Earlier in 2019, Salehi made similar remarks regarding provisions meant to bar the regime from a plutonium pathway to a nuclear weapon, and he offered significantly more detail about the regime’s deception. Although most international reports suggest that Tehran complied with instructions to pour cement into the core of the Arak heavy water facility, Salehi said that authorities had instead obtained an identical set of tubes in order to make it look as if the process was being undertaken, the completed the illusion with manipulated photos of the core.

Such actions should make it impossible for any Western policymaker to go on thinking of the regime as a viable negotiating partner. And this in turn should lead them to reject any notion of complying with the regime’s demands in order to secure an agreement for scaled-back Iranian enrichment activities.
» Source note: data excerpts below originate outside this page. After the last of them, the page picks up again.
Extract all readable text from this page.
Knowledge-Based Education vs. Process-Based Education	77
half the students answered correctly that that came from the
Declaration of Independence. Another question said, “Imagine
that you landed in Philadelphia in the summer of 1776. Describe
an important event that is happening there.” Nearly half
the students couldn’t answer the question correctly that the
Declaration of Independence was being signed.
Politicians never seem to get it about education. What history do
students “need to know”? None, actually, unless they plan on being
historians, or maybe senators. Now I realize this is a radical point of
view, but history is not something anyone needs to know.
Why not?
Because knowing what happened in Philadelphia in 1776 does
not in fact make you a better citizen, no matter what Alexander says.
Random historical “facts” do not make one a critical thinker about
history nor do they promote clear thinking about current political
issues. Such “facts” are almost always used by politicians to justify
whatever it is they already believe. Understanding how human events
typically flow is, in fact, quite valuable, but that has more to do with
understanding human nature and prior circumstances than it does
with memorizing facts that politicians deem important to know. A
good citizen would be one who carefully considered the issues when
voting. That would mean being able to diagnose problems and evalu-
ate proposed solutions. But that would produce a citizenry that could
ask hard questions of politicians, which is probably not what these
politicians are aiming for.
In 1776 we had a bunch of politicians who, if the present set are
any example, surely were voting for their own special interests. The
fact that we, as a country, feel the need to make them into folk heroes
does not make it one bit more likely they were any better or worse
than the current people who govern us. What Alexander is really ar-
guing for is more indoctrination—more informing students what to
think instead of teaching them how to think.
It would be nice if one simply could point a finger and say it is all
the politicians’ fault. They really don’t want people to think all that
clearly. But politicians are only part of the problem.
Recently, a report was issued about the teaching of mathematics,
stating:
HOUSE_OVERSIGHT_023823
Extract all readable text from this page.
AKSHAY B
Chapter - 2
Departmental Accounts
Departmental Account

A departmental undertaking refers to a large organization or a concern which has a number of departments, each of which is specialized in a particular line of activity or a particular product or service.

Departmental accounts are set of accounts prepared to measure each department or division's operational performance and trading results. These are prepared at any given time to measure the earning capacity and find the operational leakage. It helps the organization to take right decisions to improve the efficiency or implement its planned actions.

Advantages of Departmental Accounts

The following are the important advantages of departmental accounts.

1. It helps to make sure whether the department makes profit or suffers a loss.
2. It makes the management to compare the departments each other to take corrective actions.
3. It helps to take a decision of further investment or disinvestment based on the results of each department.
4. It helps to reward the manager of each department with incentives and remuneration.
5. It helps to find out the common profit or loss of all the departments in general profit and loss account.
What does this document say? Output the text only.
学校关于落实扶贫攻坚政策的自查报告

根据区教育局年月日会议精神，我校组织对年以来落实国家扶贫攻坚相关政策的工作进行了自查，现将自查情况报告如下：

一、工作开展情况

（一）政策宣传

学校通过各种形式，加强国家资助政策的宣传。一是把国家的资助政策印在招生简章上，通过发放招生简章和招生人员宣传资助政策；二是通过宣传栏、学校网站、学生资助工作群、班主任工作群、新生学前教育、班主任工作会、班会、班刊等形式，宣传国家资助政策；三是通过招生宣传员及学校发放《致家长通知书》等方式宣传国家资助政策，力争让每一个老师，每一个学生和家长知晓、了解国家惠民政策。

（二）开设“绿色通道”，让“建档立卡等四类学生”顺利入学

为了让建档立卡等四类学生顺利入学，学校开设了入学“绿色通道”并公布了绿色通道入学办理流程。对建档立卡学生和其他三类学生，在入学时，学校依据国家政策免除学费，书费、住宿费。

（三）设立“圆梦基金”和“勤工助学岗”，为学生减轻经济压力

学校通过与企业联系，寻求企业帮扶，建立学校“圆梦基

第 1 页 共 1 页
History shows quite clearly that there is no guarantee, nor even any substantial grounds for faith that Iran will follow through on whatever it agrees to.

Under these circumstances, Western powers have only one option before them: to further ramp up the pressure on the Iranian regime and its nuclear authorities, until such time as Tehran takes comprehensive and unilateral steps to demonstrate that it has changed its entire approach to the issue. Of course, the EU will need to tread lightly and be on guard against any provocations that seriously threaten global security. But whatever threat looms behind Iran’s 60 percent enrichment plan, it surely pales in comparison to the threats that will emerge as soon as Tehran gets the impression that the West has given into its nuclear extortion.